Read it all on bostonreview.net .
The Boston Review dedicates itself to providing informative, relevant content. We hope that your blog is interested in this forum on Guantánamo Bay. Please let us know if you have any questions.
Boston Review Editorial Assistant
great article..this needs to stop and if there is a group that can do it i know its the ACLU group...
It would be great if a sign made Obama do what is right, but it's not going to happen. Even if Guantanamo is one day closed, the same prisoners (and- of course - new ones) will be transferred to the same place with a different location and name.
Dear Mr. President.
Don't close Guantanamo. Not yet.
Granted, there have been horrible abuses against the prisoners there, but those, hopefully, have stopped. And it's been a grossly inefficient institution, costing $60,000,000 per year to operate, and with 2200 employed to run the facility housing 248 inmates, that makes it approximately nine service personnel at a cost of over $240,000 per year per prisoner,
Don't close it - reform it.
Either a prisoner is charged with a crime and gets his day in court, represented by competent and well prepared legal counsel, or he is set free. Immediately. Already 500 prisoners who had been held without being charged with any crime have been released, some after as many as six years of confinement and often torture. For those others who have never been charged with any crime and won't be, some will find going home to be impossible, facing death or torture there. With the help of the UN, it should be possible to find them safe haven. Others will have family and friends waiting for them. There's no reason the release process should not take more than a few weeks.

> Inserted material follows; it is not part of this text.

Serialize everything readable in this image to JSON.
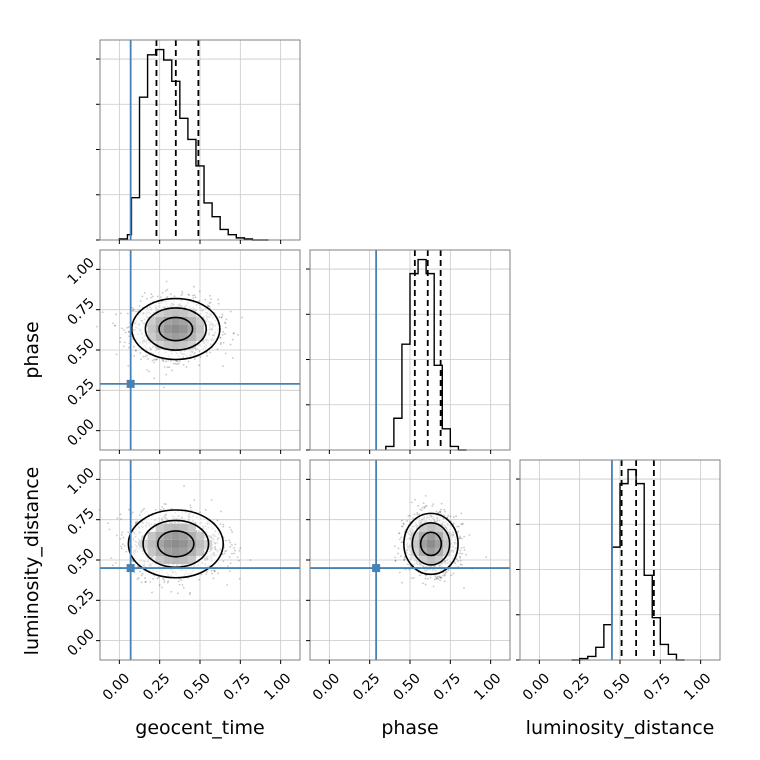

For those who have committed verifiable acts of terror, approximately 50 to 80 individuals, try them and if convicted, they serve their sentences in a reformed, downsized, efficiently run, Guantanamo prison. Not the ugly torture chamber of the Bush years. Then shut it down when the last convict has served his sentence.
I am ashamed of these illegal detentions, they are a disgrace to my country. I will be watching closely to see how this situation is resolved and take hope in the promises of the next administration to do so.